If you initialize the random data once using my code you will be able to overfit the dataset properly.

infernal_zhull · July 14, 2022, 8:56pm

So I am not sure how to make it so the loss doesn’t blow up as you say? Something I have seen in some of the neural network examples I have seen online is a nn.logsoftmax is this related to what you are suggesting I do? Also I have implemented the new loss function but not sure if I am using it correctly.

pos_weight = torch.ones([1])

criterionBCE = nn.BCEWithLogitsLoss(pos_weight=pos_weight)

inputData = torch.tensor(trainingData.drop(['Weight', 'Label'], axis=1).values, dtype=float)
outputData = torch.tensor(trainingData['Label'].values, dtype=torch.long)
listIn = torch.chunk(inputData, 25000, dim=0)
listOut = torch.chunk(outputData, 25000, dim=0)

epochs = 1000

print(model[0].weight)

for i in tqdm(range(epochs)):
    x = listIn[i]
    y = listOut[i].reshape([10, 1])

    outData = model(x.float())
    
    optimizer.zero_grad()

    loss = criterionBCE(outData, y.float())

    loss.backward()

    optimizer.step()

    if (i % 1 == 0):
        yList.append(loss.item())
        xList.append(i)

print(model[0].weight)

The way I made it is just by blindly following guides and seeing what other people do, but I don’t know how it works or if I am even using it the intended way.

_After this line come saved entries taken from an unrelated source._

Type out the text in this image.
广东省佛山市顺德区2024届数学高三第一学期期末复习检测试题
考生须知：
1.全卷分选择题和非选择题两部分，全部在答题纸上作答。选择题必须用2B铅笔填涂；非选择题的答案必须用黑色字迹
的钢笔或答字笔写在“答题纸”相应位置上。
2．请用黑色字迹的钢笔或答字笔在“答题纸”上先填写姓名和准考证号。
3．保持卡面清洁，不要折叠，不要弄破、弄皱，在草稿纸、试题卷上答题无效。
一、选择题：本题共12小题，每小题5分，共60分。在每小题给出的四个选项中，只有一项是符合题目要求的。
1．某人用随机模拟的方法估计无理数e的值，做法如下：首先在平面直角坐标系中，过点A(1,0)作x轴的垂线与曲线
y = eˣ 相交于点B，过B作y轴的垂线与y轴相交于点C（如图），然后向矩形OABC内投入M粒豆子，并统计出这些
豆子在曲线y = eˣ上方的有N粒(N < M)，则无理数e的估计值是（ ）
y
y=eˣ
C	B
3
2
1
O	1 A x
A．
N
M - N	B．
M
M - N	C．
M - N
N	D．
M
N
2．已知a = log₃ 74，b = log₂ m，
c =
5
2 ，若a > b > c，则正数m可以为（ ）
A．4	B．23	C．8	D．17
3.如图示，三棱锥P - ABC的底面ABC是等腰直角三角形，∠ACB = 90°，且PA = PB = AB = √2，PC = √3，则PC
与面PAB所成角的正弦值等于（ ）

Also going back to a previous point with the output layer of the model, should I keep the output layer to be nn.Linear(60, 2) or make it (60, 1). And followup question if I am to keep it (60, 2) should I make my true value reflect that? A thought I had since I want the nn to identify if the event is a signal or background make the true data have two columns one for if its a signal event and one for if its a column event and set the corresponding column value to 1 and the other 0?

Another question for how I am splitting up the training data, should I be feeding it to the model in these “batches” of 10? Is this normal or is there some better way I should be doing this.